I ate this issue up like it were the tasty Zen Lavian-meat filling inside the Silver Surfer's cosmic shell. Violent, disgusting, funny--but with heart (not just for devouring). The whole book is top notch, but this page really captures what you should expect. The comic's creamy, brain-filled center, if you will:
The final book on my list isn't "strange" for the same reasons as the previous two oddball titles, or even because I had to break out a dictionary to understand the title (who says "Gyre"?!). In fact, Batman: The Widening Gyre (#1 of 6) happens to be a really, really good Batman comic--smartly written, unexpectedly adult, introspective toward the whole Bat-franchise, and (so far) outside of the confines of current dead-Bruce continuity--so we're dealing with the REAL Batman, fo' sho'. This book is merely strange for three reasons:
1. It is written by Kevin Smith--something I will never get used to, no matter how many comics the guy who made Alanis Morrisette God and Ben Affleck watchable slaps his name onto.
2. This series--Smith's second crack at Batman with Flanagan, the previous mini already in the bag and well-received by fans--is allegedly going to be released on schedule! This is something fans (or would've-been-fans) of his Marvel work (not even worth linking too, to tell the truth, and some of which took years between issues, while the rest is STILL taking years) have been conditioned to think as unlikely as Bucky coming back from the grave (I guess we saw how that worked out, eh).
3. The book is illustrated by Walt Flanagan, the guy who manages (managed?) Smith's Red Bank, NJ, comic shop and, according to legend, has an awesome dog. Being a punchline in Kevin Smith's movies before he became a very competent comic artist (shades of Matt Wagner) is going to haunt Walt for a long, long time.

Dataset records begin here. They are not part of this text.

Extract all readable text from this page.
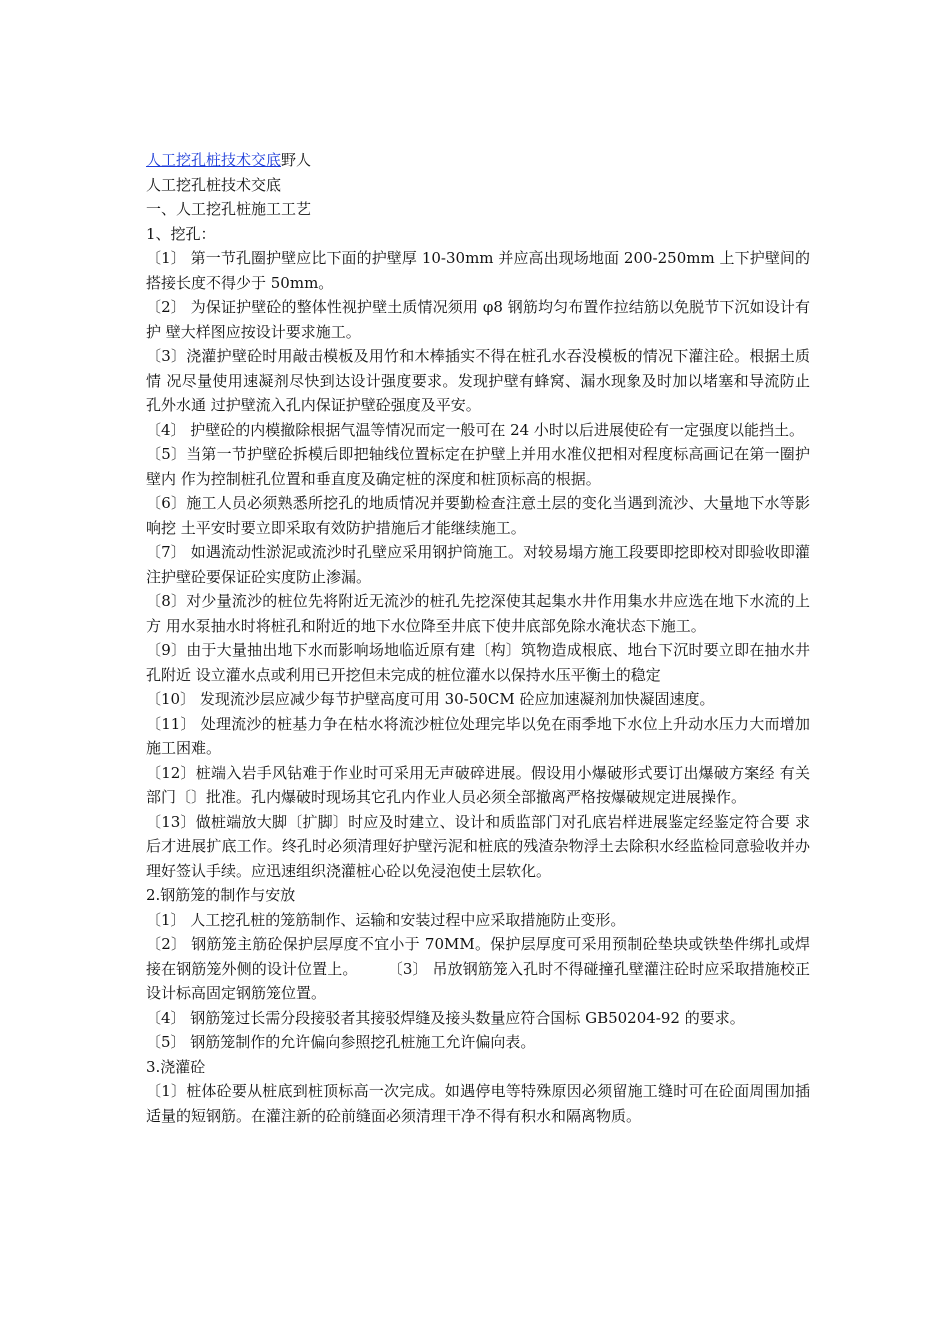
人工挖孔桩技术交底野人

人工挖孔桩技术交底

一、人工挖孔桩施工工艺

1、挖孔：

〔1〕 第一节孔圈护壁应比下面的护壁厚 10-30mm 并应高出现场地面 200-250mm 上下护壁间的搭接长度不得少于 50mm。

〔2〕 为保证护壁砼的整体性视护壁土质情况须用 φ8 钢筋均匀布置作拉结筋以免脱节下沉如设计有护 壁大样图应按设计要求施工。

〔3〕浇灌护壁砼时用敲击模板及用竹和木棒插实不得在桩孔水吞没模板的情况下灌注砼。根据土质情 况尽量使用速凝剂尽快到达设计强度要求。发现护壁有蜂窝、漏水现象及时加以堵塞和导流防止孔外水通 过护壁流入孔内保证护壁砼强度及平安。

〔4〕 护壁砼的内模撤除根据气温等情况而定一般可在 24 小时以后进展使砼有一定强度以能挡土。

〔5〕当第一节护壁砼拆模后即把轴线位置标定在护壁上并用水准仪把相对程度标高画记在第一圈护壁内 作为控制桩孔位置和垂直度及确定桩的深度和桩顶标高的根据。

〔6〕施工人员必须熟悉所挖孔的地质情况并要勤检查注意土层的变化当遇到流沙、大量地下水等影响挖 土平安时要立即采取有效防护措施后才能继续施工。

〔7〕 如遇流动性淤泥或流沙时孔壁应采用钢护筒施工。对较易塌方施工段要即挖即校对即验收即灌 注护壁砼要保证砼实度防止渗漏。

〔8〕对少量流沙的桩位先将附近无流沙的桩孔先挖深使其起集水井作用集水井应选在地下水流的上方 用水泵抽水时将桩孔和附近的地下水位降至井底下使井底部免除水淹状态下施工。

〔9〕由于大量抽出地下水而影响场地临近原有建〔构〕筑物造成根底、地台下沉时要立即在抽水井孔附近 设立灌水点或利用已开挖但未完成的桩位灌水以保持水压平衡土的稳定

〔10〕 发现流沙层应减少每节护壁高度可用 30-50CM 砼应加速凝剂加快凝固速度。

〔11〕 处理流沙的桩基力争在枯水将流沙桩位处理完毕以免在雨季地下水位上升动水压力大而增加 施工困难。

〔12〕桩端入岩手风钻难于作业时可采用无声破碎进展。假设用小爆破形式要订出爆破方案经 有关部门〔〕批准。孔内爆破时现场其它孔内作业人员必须全部撤离严格按爆破规定进展操作。

〔13〕做桩端放大脚〔扩脚〕时应及时建立、设计和质监部门对孔底岩样进展鉴定经鉴定符合要 求后才进展扩底工作。终孔时必须清理好护壁污泥和桩底的残渣杂物浮土去除积水经监检同意验收并办 理好签认手续。应迅速组织浇灌桩心砼以免浸泡使土层软化。

2.钢筋笼的制作与安放

〔1〕 人工挖孔桩的笼筋制作、运输和安装过程中应采取措施防止变形。

〔2〕 钢筋笼主筋砼保护层厚度不宜小于 70MM。保护层厚度可采用预制砼垫块或铁垫件绑扎或焊接在钢筋笼外侧的设计位置上。　　　〔3〕 吊放钢筋笼入孔时不得碰撞孔壁灌注砼时应采取措施校正设计标高固定钢筋笼位置。

〔4〕 钢筋笼过长需分段接驳者其接驳焊缝及接头数量应符合国标 GB50204-92 的要求。

〔5〕 钢筋笼制作的允许偏向参照挖孔桩施工允许偏向表。

3.浇灌砼

〔1〕桩体砼要从桩底到桩顶标高一次完成。如遇停电等特殊原因必须留施工缝时可在砼面周围加插适量的短钢筋。在灌注新的砼前缝面必须清理干净不得有积水和隔离物质。
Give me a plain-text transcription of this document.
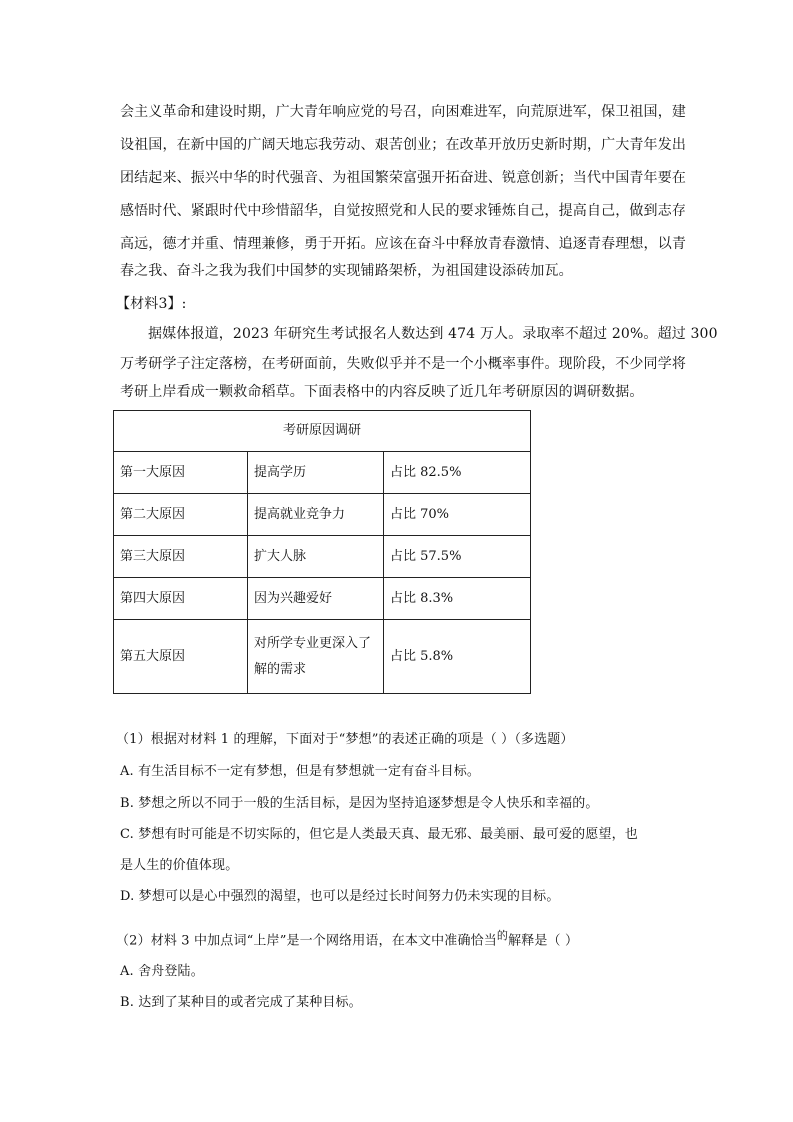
会主义革命和建设时期，广大青年响应党的号召，向困难进军，向荒原进军，保卫祖国，建
设祖国，在新中国的广阔天地忘我劳动、艰苦创业；在改革开放历史新时期，广大青年发出
团结起来、振兴中华的时代强音、为祖国繁荣富强开拓奋进、锐意创新；当代中国青年要在
感悟时代、紧跟时代中珍惜韶华，自觉按照党和人民的要求锤炼自己，提高自己，做到志存
高远，德才并重、情理兼修，勇于开拓。应该在奋斗中释放青春激情、追逐青春理想，以青
春之我、奋斗之我为我们中国梦的实现铺路架桥，为祖国建设添砖加瓦。
【材料3】:
据媒体报道，2023 年研究生考试报名人数达到 474 万人。录取率不超过 20%。超过 300
万考研学子注定落榜，在考研面前，失败似乎并不是一个小概率事件。现阶段，不少同学将
考研上岸看成一颗救命稻草。下面表格中的内容反映了近几年考研原因的调研数据。
考研原因调研		
第一大原因	提高学历	占比 82.5%
第二大原因	提高就业竞争力	占比 70%
第三大原因	扩大人脉	占比 57.5%
第四大原因	因为兴趣爱好	占比 8.3%
第五大原因	对所学专业更深入了解的需求	占比 5.8%
（1）根据对材料 1 的理解，下面对于“梦想”的表述正确的项是（ ）（多选题）
A. 有生活目标不一定有梦想，但是有梦想就一定有奋斗目标。
B. 梦想之所以不同于一般的生活目标，是因为坚持追逐梦想是令人快乐和幸福的。
C. 梦想有时可能是不切实际的，但它是人类最天真、最无邪、最美丽、最可爱的愿望，也
是人生的价值体现。
D. 梦想可以是心中强烈的渴望，也可以是经过长时间努力仍未实现的目标。
（2）材料 3 中加点词“上岸”是一个网络用语，在本文中准确恰当$^的$解释是（ ）
A. 舍舟登陆。
B. 达到了某种目的或者完成了某种目标。
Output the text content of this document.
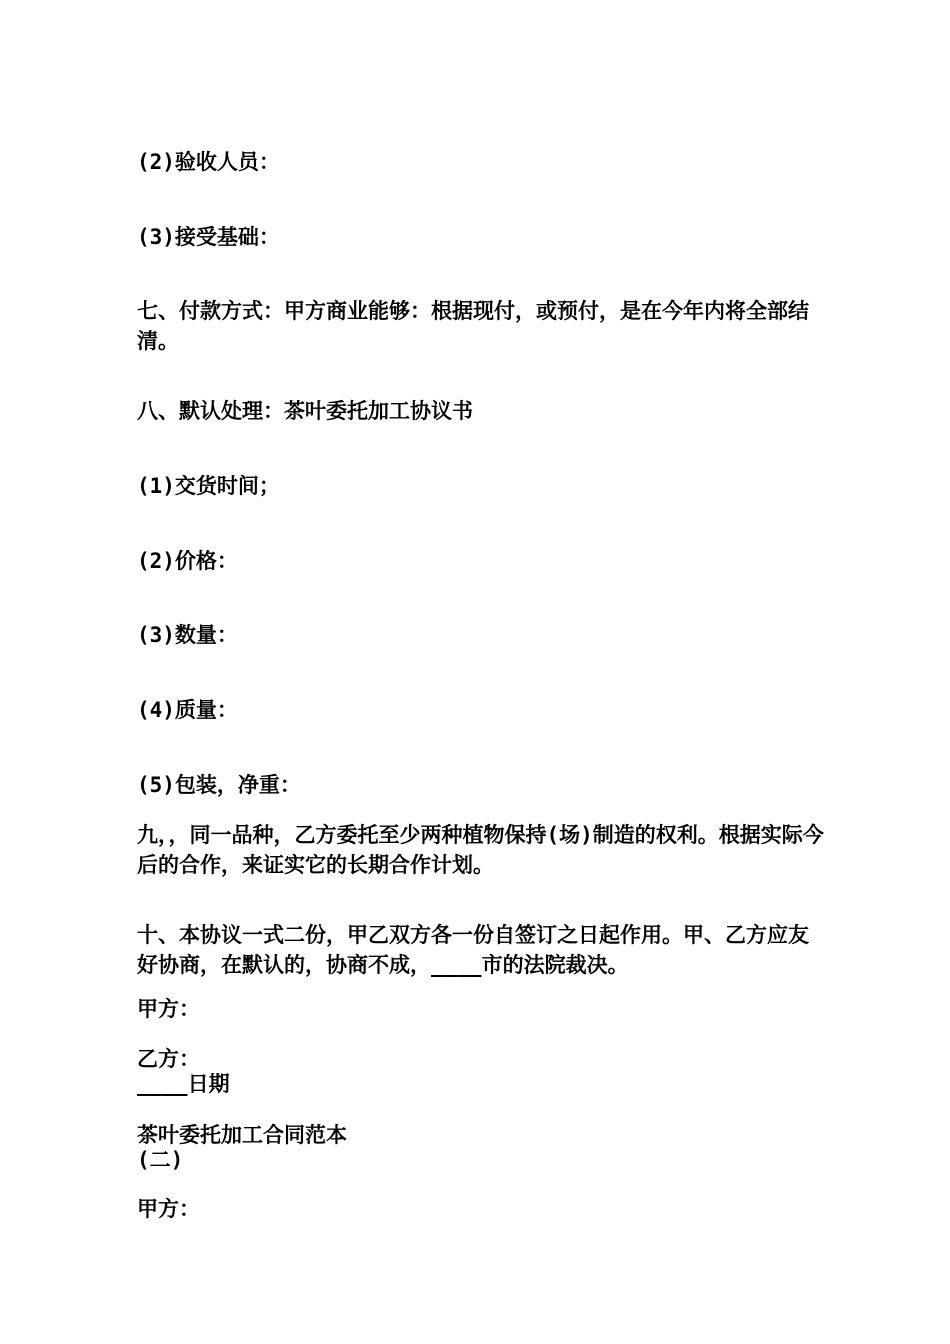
(2)验收人员：
(3)接受基础：
七、付款方式：甲方商业能够：根据现付，或预付，是在今年内将全部结清。
八、默认处理：茶叶委托加工协议书
(1)交货时间；
(2)价格：
(3)数量：
(4)质量：
(5)包装，净重：
九，，同一品种，乙方委托至少两种植物保持(场)制造的权利。根据实际今后的合作，来证实它的长期合作计划。
十、本协议一式二份，甲乙双方各一份自签订之日起作用。甲、乙方应友好协商，在默认的，协商不成，____市的法院裁决。
甲方：
乙方：
____日期
茶叶委托加工合同范本
(二)
甲方：
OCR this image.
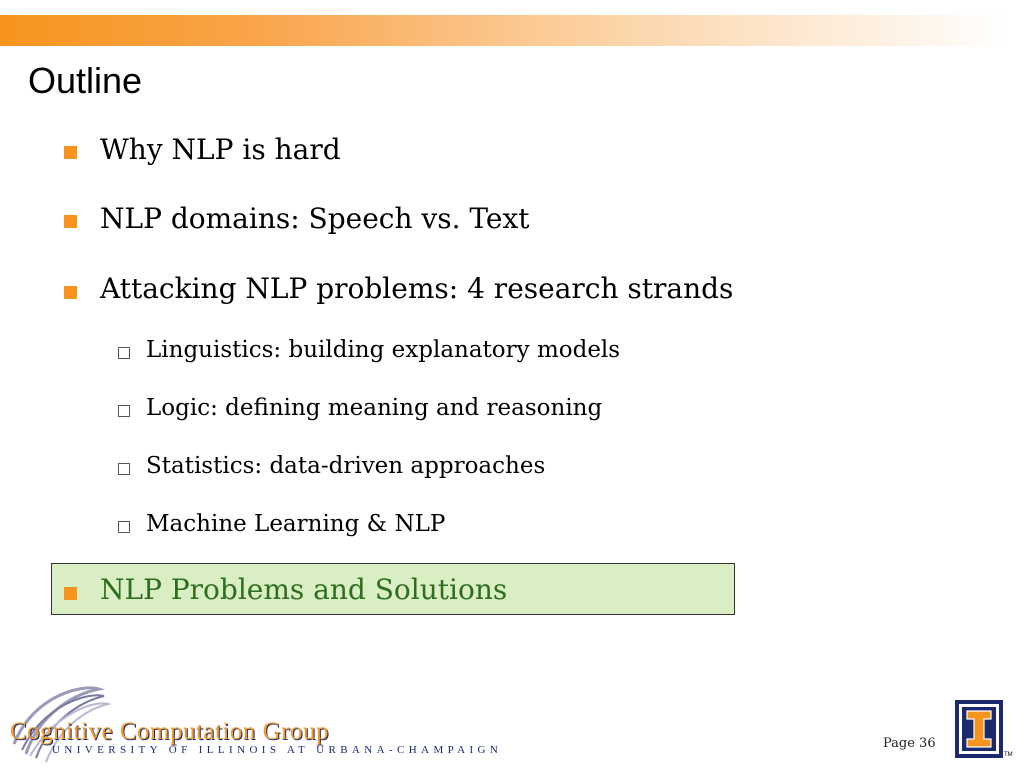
Outline
Why NLP is hard
NLP domains: Speech vs. Text
Attacking NLP problems: 4 research strands
Linguistics: building explanatory models
Logic: defining meaning and reasoning
Statistics: data-driven approaches
Machine Learning & NLP
NLP Problems and Solutions
Cognitive Computation Group
UNIVERSITY OF ILLINOIS AT URBANA-CHAMPAIGN	Page 36
TM
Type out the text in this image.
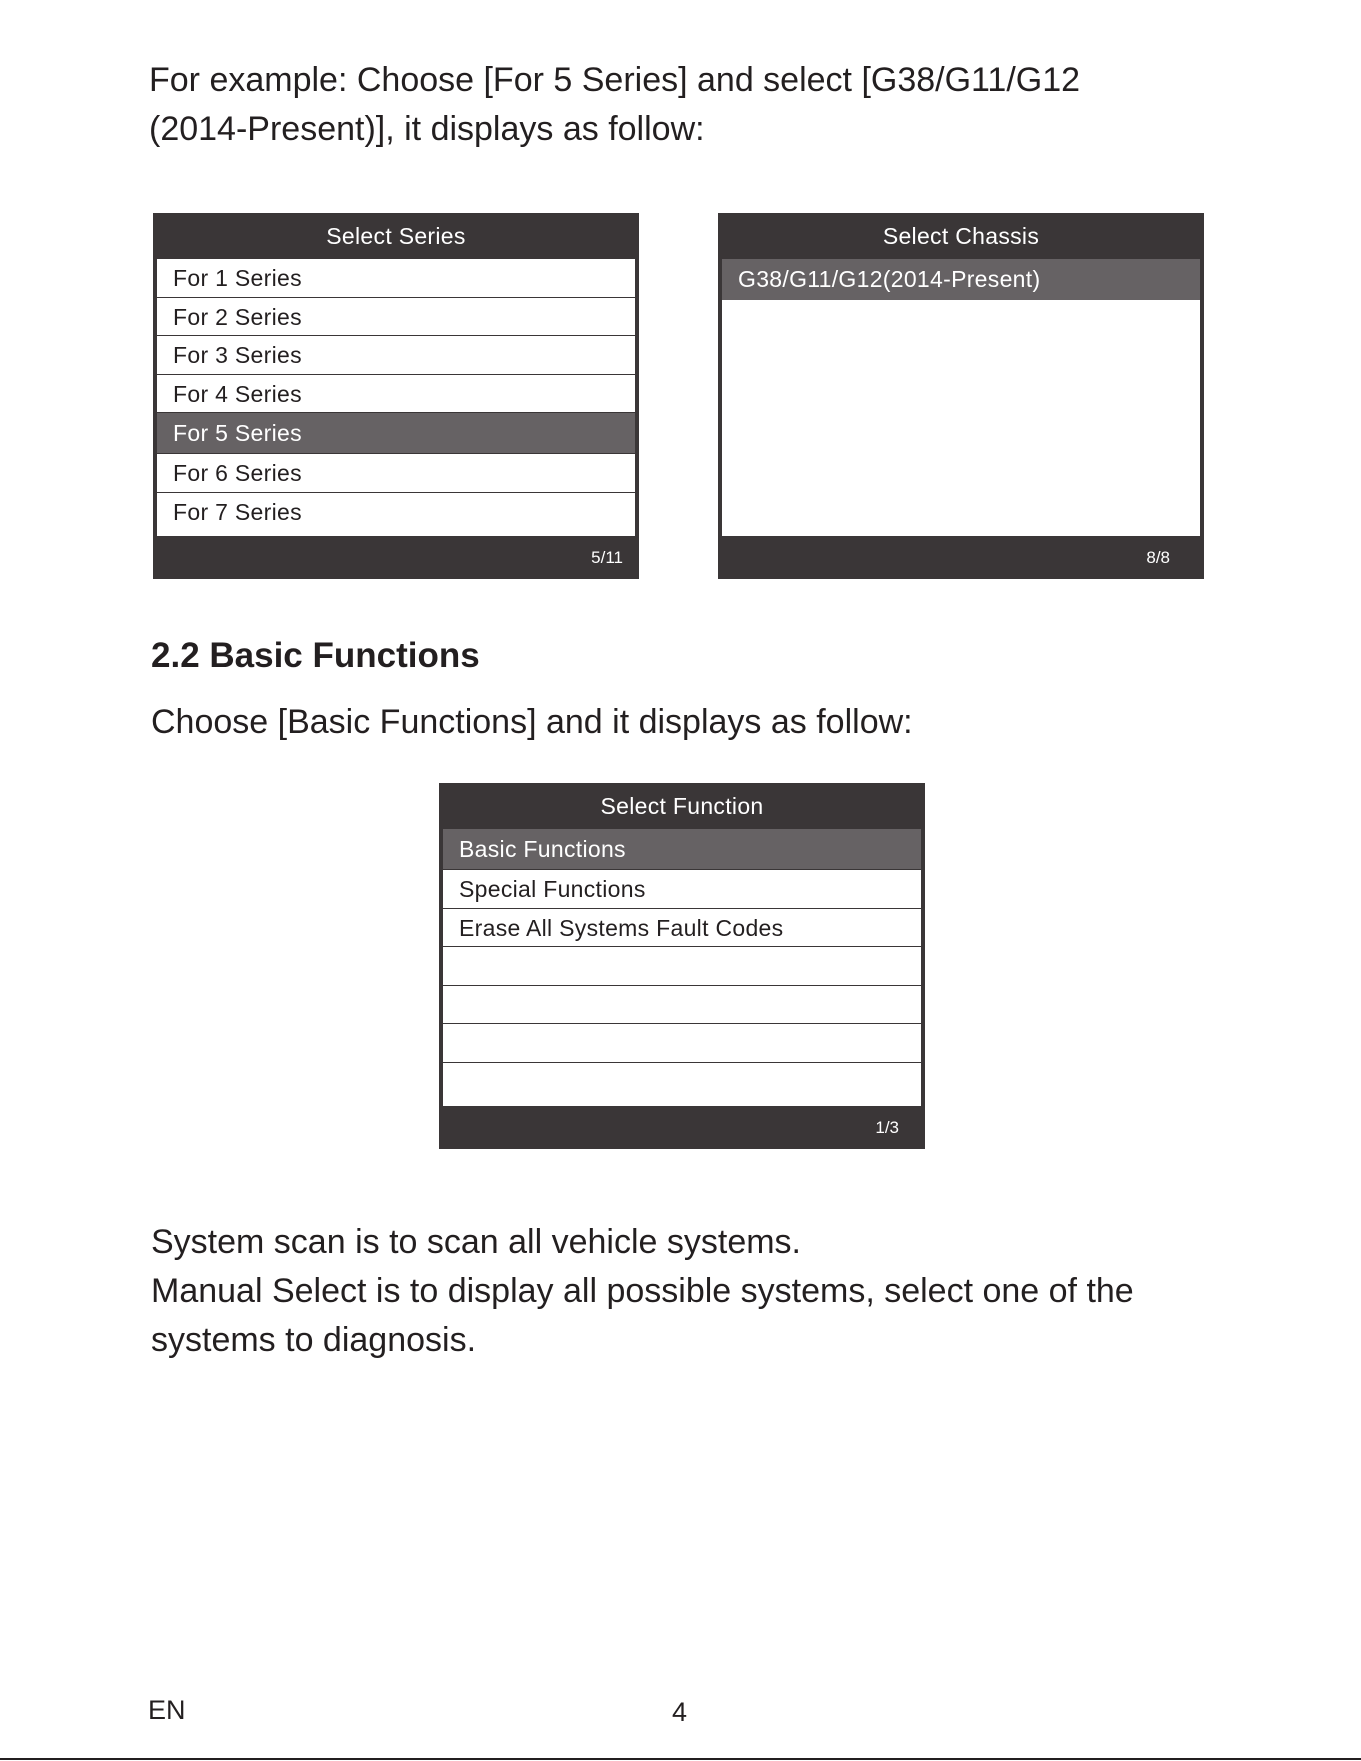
For example: Choose [For 5 Series] and select [G38/G11/G12
(2014-Present)], it displays as follow:

Select Series
For 1 Series
For 2 Series
For 3 Series
For 4 Series
For 5 Series
For 6 Series
For 7 Series
5/11
Select Chassis
G38/G11/G12(2014-Present)
8/8
2.2 Basic Functions

Choose [Basic Functions] and it displays as follow:

Select Function
Basic Functions
Special Functions
Erase All Systems Fault Codes
1/3

System scan is to scan all vehicle systems.
Manual Select is to display all possible systems, select one of the
systems to diagnosis.

EN	4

But forget all that insider fanboy junk. This is a solid Bat book that is just as good (though in different ways) as the Grant Morrison/Frank Quitely "Bat-Dick and Damian" series that everyone (me included) has been raving about. Smith's Batman is more than just brooding and batarangs (how can you brood when you eat a bagged lunch in the Batmobile en route to action?), his Dick Grayson is full of personality (not a euphemism), and his Poison Ivy will make you feel funny in the pants (that one IS a euphemism). The story builds at a nice pace, has more than one unexpected turn, and ends on an intriguing question mark that will definitely bring me back for issue 2. It will also bring me back to my local comic shop looking to pick up that last story he did with Walt, which I originally skipped out of lack of faith in his ability to get the job done, be it on time or at all. I'm back on board for Kevin Smith, Comic Book Writer.